Meio século antes da Sociedade Teosófica de Blavatsky e Olcott, foi o filósofo alemão Arthur Schopenhauer quem ergueu a ponte entre a sabedoria do ocidente e a tradição oriental. Influenciado por Platão, Kant e pelo Misticismo Cristão, ele considerou a descoberta das literaturas sânscritas como a maior dádiva do século e anunciou que a filosofia e sabedoria dos Upanishads renovariam a fé ocidental.
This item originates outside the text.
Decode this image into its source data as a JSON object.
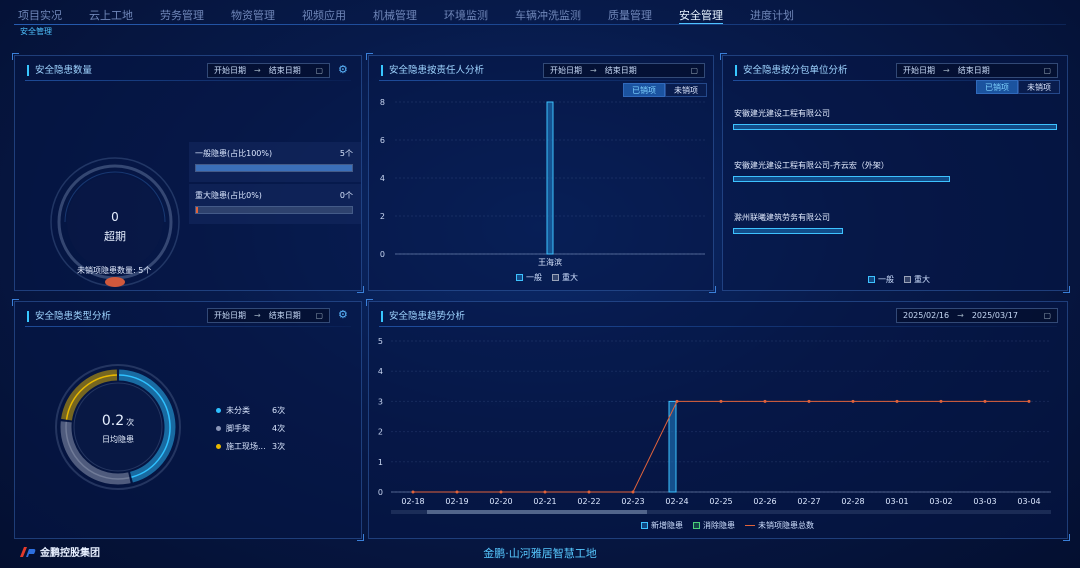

Para interpretarmos corretamente a Metafísica Schopenhauriana, será necessário situar sua obra no espaço e no tempo, em sua localização histórica e geográfica – compreender quais foram suas influências, seu contexto, e o paradigma do Pensamento Ocidental do XVIII, especialmente a situação da Filosofia Alemã da época.

A Filosofia Ocidental – Empiristas e Racionalistas

Foi entre Platão e Aristóteles que se manifestou a primeira dialética do pensamento ocidental após a morte de Sócrates. Platão, inclinado à matemática, encarava o mundo material dos sentidos físicos como composto de manifestações imperfeitas, individuais e transitórias, e confiava no conhecimento obtido por meio da Razão, que lhe parecia a única ferramenta humana capaz de apreender as formas perfeitas da Geometria, as verdades eternas da Matemática e as ideias transcendentes de Justiça, Beleza e Virtude. Aristóteles, por sua vez inclinado às ciências naturais, era prático e queria entender o funcionamento das coisas, e, para isso, se dedicava à observação e categorização dos fenômenos naturais, apreensíveis pelos sentidos. Apesar de discípulo direto de Platão, Aristóteles divergia da tendência mística e abstrata da Metafísica Platônica, preferindo confiar nas imperfeitas faculdades sensoriais humanas para construir conhecimento objetivo, empírico, descobrindo os padrões tais como se manifestam no mundo físico, ao invés de voltar-se para a contemplação mental dos arquétipos eternos como faziam os platônicos, que herdaram tais crenças e práticas dos pitagóricos e cujo legado espiritual foi mantido pelos neoplatônicos que, por sua vez, influenciaram todo o misticismo pagão, gnóstico, judaico-cristão e islâmico.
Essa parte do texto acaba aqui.